{featuretools}

时间:2018-10-30 14:54:30

标签: python machine-learning feature-engineering featuretools

当我尝试创建实体集之间的关系(使用我自己的数据)时遇到了一个问题。没有错误,但是它只是没有为我的一个实体(“ prods”实体)创建功能,尽管一切都应该很好地连接。

我无法共享数据,但创建了一个包含一些模拟数据的最小示例:

import pandas as pd
import featuretools as ft

创建模拟数据

cust = pd.DataFrame([[1,50],[2,60]], 
                    columns=['CUST_ID','AGE'])#

orders = pd.DataFrame([[1,1,50,33.0],[2,1,60,20],[3,2,66,999.9]], 
                      columns=['ORD_ID','CUST_ID','QTY','PRICE'])

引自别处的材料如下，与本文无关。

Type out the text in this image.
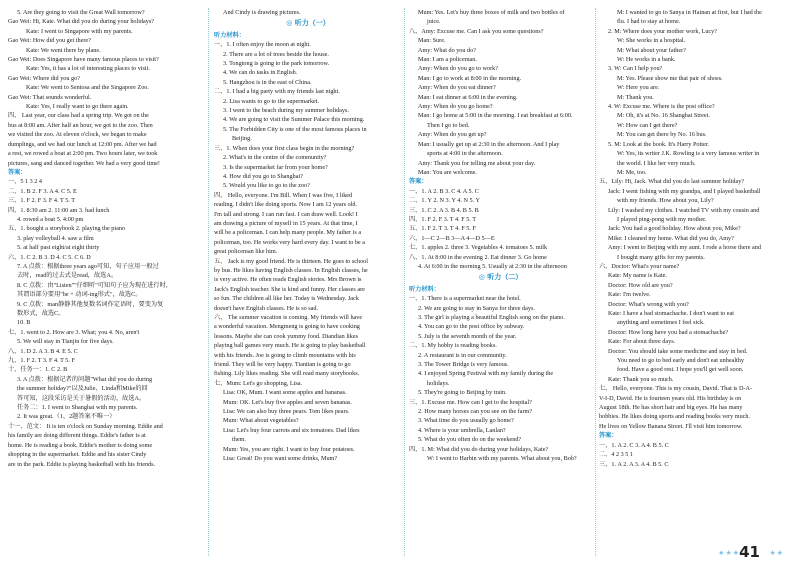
5. Are they going to visit the Great Wall tomorrow?
Gao Wei: Hi, Kate. What did you do during your holidays?
Kate: I went to Singapore with my parents.
Gao Wei: How did you get there?
Kate: We went there by plane.
Gao Wei: Does Singapore have many famous places to visit?
Kate: Yes, it has a lot of interesting places to visit.
Gao Wei: Where did you go?
Kate: We went to Sentosa and the Singapore Zoo.
Gao Wei: That sounds wonderful.
Kate: Yes, I really want to go there again.
四、 Last year, our class had a spring trip. We got on the
bus at 8:00 am. After half an hour, we got to the zoo. Then
we visited the zoo. At eleven o'clock, we began to make
dumplings, and we had our lunch at 12:00 pm. After we had
a rest, we rowed a boat at 2:00 pm. Two hours later, we took
pictures, sang and danced together. We had a very good time!
答案：
一、5 1 3 2 4
二、1. B 2. F 3. A 4. C 5. E
三、1. F 2. F 3. F 4. T 5. T
四、1. 8:30 am 2. 11:00 am 3. had lunch
4. rowed a boat 5. 4:00 pm
五、1. bought a storybook 2. playing the piano
3. play volleyball 4. saw a film
5. at half past eight/at eight thirty
六、1. C 2. B 3. D 4. C 5. C 6. D
7. A 点拨：根据three years ago可知，句子应用一般过
去时，read的过去式是read，故选A。
8. C 点拨：由"Listen""仔细听"可知句子应为现在进行时，
其谓语部分要用"be + 动词-ing形式"，故选C。
9. C 点拨：man静静其他复数名词作定语时，要变为复
数形式，故选C。
10. B
七、1. went to 2. How are 3. What; you 4. No, aren't
5. We will stay in Tianjin for five days.
八、1. D 2. A 3. B 4. E 5. C
九、1. F 2. T 3. F 4. T 5. F
十、任务一：1. C 2. B
3. A 点拨：根据记者的问题"What did you do during
the summer holiday?"以及Julie、Linda和Mike的回
答可知，这段采访是关于暑假的活动，故选A。
任务二：1. I went to Shanghai with my parents.
2. It was great.（1、2题答案不唯一）
十一、范文： It is ten o'clock on Sunday morning. Eddie and
his family are doing different things. Eddie's father is at
home. He is reading a book. Eddie's mother is doing some
shopping in the supermarket. Eddie and his sister Cindy
are in the park. Eddie is playing basketball with his friends.
And Cindy is drawing pictures.
◎ 听力（一）
听力材料：
一、1. I often enjoy the moon at night.
2. There are a lot of trees beside the house.
3. Tongtong is going to the park tomorrow.
4. We can do tasks in English.
5. Hangzhou is in the east of China.
二、1. I had a big party with my friends last night.
2. Lisa wants to go to the supermarket.
3. I went to the beach during my summer holidays.
4. We are going to visit the Summer Palace this morning.
5. The Forbidden City is one of the most famous places in
Beijing.
三、1. When does your first class begin in the morning?
2. What's in the centre of the community?
3. Is the supermarket far from your home?
4. How did you go to Shanghai?
5. Would you like to go to the zoo?
四、 Hello, everyone. I'm Bill. When I was five, I liked
reading. I didn't like doing sports. Now I am 12 years old.
I'm tall and strong. I can run fast. I can draw well. Look! I
am drawing a picture of myself in 15 years. At that time, I
will be a policeman. I can help many people. My father is a
policeman, too. He works very hard every day. I want to be a
great policeman like him.
五、 Jack is my good friend. He is thirteen. He goes to school
by bus. He likes having English classes. In English classes, he
is very active. He often reads English stories. Mrs Brown is
Jack's English teacher. She is kind and funny. Her classes are
so fun. The children all like her. Today is Wednesday. Jack
doesn't have English classes. He is so sad.
六、 The summer vacation is coming. My friends will have
a wonderful vacation. Mengmeng is going to have cooking
lessons. Maybe she can cook yummy food. Diandian likes
playing ball games very much. He is going to play basketball
with his friends. Joe is going to climb mountains with his
friend. They will be very happy. Tiantian is going to go
fishing. Lily likes reading. She will read many storybooks.
七、Mum: Let's go shopping, Lisa.
Lisa: OK, Mum. I want some apples and bananas.
Mum: OK. Let's buy five apples and seven bananas.
Lisa: We can also buy three pears. Tom likes pears.
Mum: What about vegetables?
Lisa: Let's buy four carrots and six tomatoes. Dad likes
them.
Mum: Yes, you are right. I want to buy four potatoes.
Lisa: Great! Do you want some drinks, Mum?
Mum: Yes. Let's buy three boxes of milk and two bottles of
juice.
八、Amy: Excuse me. Can I ask you some questions?
Man: Sure.
Amy: What do you do?
Man: I am a policeman.
Amy: When do you go to work?
Man: I go to work at 8:00 in the morning.
Amy: When do you eat dinner?
Man: I eat dinner at 6:00 in the evening.
Amy: When do you go home?
Man: I go home at 5:00 in the morning. I eat breakfast at 6:00.
Then I go to bed.
Amy: When do you get up?
Man: I usually get up at 2:30 in the afternoon. And I play
sports at 4:00 in the afternoon.
Amy: Thank you for telling me about your day.
Man: You are welcome.
答案：
一、1. A 2. B 3. C 4. A 5. C
二、1. Y 2. N 3. Y 4. N 5. Y
三、1. C 2. A 3. B 4. B 5. B
四、1. F 2. F 3. T 4. F 5. T
五、1. F 2. T 3. T 4. F 5. F
六、1—C 2—B 3—A 4—D 5—E
七、1. apples 2. three 3. Vegetables 4. tomatoes 5. milk
八、1. At 8:00 in the evening 2. Eat dinner 3. Go home
4. At 6:00 in the morning 5. Usually at 2:30 in the afternoon
◎ 听力（二）
听力材料：
一、1. There is a supermarket near the hotel.
2. We are going to stay in Sanya for three days.
3. The girl is playing a beautiful English song on the piano.
4. You can go to the post office by subway.
5. July is the seventh month of the year.
二、1. My hobby is reading books.
2. A restaurant is in our community.
3. The Tower Bridge is very famous.
4. I enjoyed Spring Festival with my family during the
holidays.
5. They're going to Beijing by train.
三、1. Excuse me. How can I get to the hospital?
2. How many horses can you see on the farm?
3. What time do you usually go home?
4. Where is your umbrella, Lanlan?
5. What do you often do on the weekend?
四、1. M: What did you do during your holidays, Kate?
W: I went to Harbin with my parents. What about you, Bob?
M: I wanted to go to Sanya in Hainan at first, but I had the
flu. I had to stay at home.
2. M: Where does your mother work, Lucy?
W: She works in a hospital.
M: What about your father?
W: He works in a bank.
3. W: Can I help you?
M: Yes. Please show me that pair of shoes.
W: Here you are.
M: Thank you.
4. W: Excuse me. Where is the post office?
M: Oh, it's at No. 16 Shanghai Street.
W: How can I get there?
M: You can get there by No. 16 bus.
5. M: Look at the book. It's Harry Potter.
W: Yes, its writer J.K. Rowling is a very famous writer in
the world. I like her very much.
M: Me, too.
五、Lily: Hi, Jack. What did you do last summer holiday?
Jack: I went fishing with my grandpa, and I played basketball
with my friends. How about you, Lily?
Lily: I washed my clothes. I watched TV with my cousin and
I played ping-pong with my mother.
Jack: You had a good holiday. How about you, Mike?
Mike: I cleaned my home. What did you do, Amy?
Amy: I went to Beijing with my aunt. I rode a horse there and
I bought many gifts for my parents.
六、Doctor: What's your name?
Kate: My name is Kate.
Doctor: How old are you?
Kate: I'm twelve.
Doctor: What's wrong with you?
Kate: I have a bad stomachache. I don't want to eat
anything and sometimes I feel sick.
Doctor: How long have you had a stomachache?
Kate: For about three days.
Doctor: You should take some medicine and stay in bed.
You need to go to bed early and don't eat unhealthy
food. Have a good rest. I hope you'll get well soon.
Kate: Thank you so much.
七、 Hello, everyone. This is my cousin, David. That is D-A-
V-I-D, David. He is fourteen years old. His birthday is on
August 18th. He has short hair and big eyes. He has many
hobbies. He likes doing sports and reading books very much.
He lives on Yellow Banana Street. I'll visit him tomorrow.
答案：
一、1. A 2. C 3. A 4. B 5. C
二、4 2 3 5 1
三、1. A 2. A 3. A 4. B 5. C
★★★ 41 ★★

order_items = pd.DataFrame([[1,1,1,2,3.0],[2,2,2,8,5.0],[3,2,1,2,3.0],[4,3,3,2,3.0]], 
                           columns=['ORD_ITM_ID','ORD_ID','PROD_ID','QTY','PRICE'])

prods = pd.DataFrame([[1,3.0],[2,5.0],[3,3.0]], 
                     columns=['PROD_ID','PRICE'])

定义实体集

es = ft.EntitySet('test')

## Adding Customers Entity

es.entity_from_dataframe(dataframe=cust,
                         entity_id='cust',
                         index='CUST_ID')

## Adding Orders Entity
es.entity_from_dataframe(dataframe=orders,
                         entity_id='orders',
                         index='ORD_ID')

## Adding Order Items Entity
es.entity_from_dataframe(dataframe=order_items,
                         entity_id='order_items',
                         index='ORD_ITM_ID')

## Adding Products Entity
es.entity_from_dataframe(dataframe=prods,
                         entity_id='prods',
                         index='PROD_ID')

创建关系

customer_relationship = ft.Relationship(es["cust"]["CUST_ID"],
                                   es["orders"]["CUST_ID"])


orderitems_relationship = ft.Relationship(es["orders"]["ORD_ID"], 
                                          es["order_items"]["ORD_ID"])


products_relationship = ft.Relationship(es["prods"]["PROD_ID"],
                                        es["order_items"]["PROD_ID"])

### Add Relationships
es = es.add_relationship(customer_relationship)
es = es.add_relationship(orderitems_relationship)
es = es.add_relationship(products_relationship)

生成功能

feature_defs = ft.dfs(entityset=es,
                                target_entity="cust",
                                agg_primitives=["count", "sum"],
                                verbose = True, 
                                features_only = True)
## Show features
feature_defs

输出:

Built 7 features
[<Feature: AGE>,
 <Feature: COUNT(order_items)>,
 <Feature: SUM(orders.QTY)>,
 <Feature: SUM(orders.PRICE)>,
 <Feature: SUM(order_items.QTY)>,
 <Feature: COUNT(orders)>,
 <Feature: SUM(order_items.PRICE)>]

这也应该向我展示产品变量的功能,但事实并非如此。

所以我希望SUM将每个客户的产品价格加起来。相反,什么都没有。

最终,我想为有趣的值创建功能。但是由于没有显示产品变量,因此添加有趣的值也不起作用。

## Get All Product IDs
interesting_products = es["prods"].df.PROD_ID.unique()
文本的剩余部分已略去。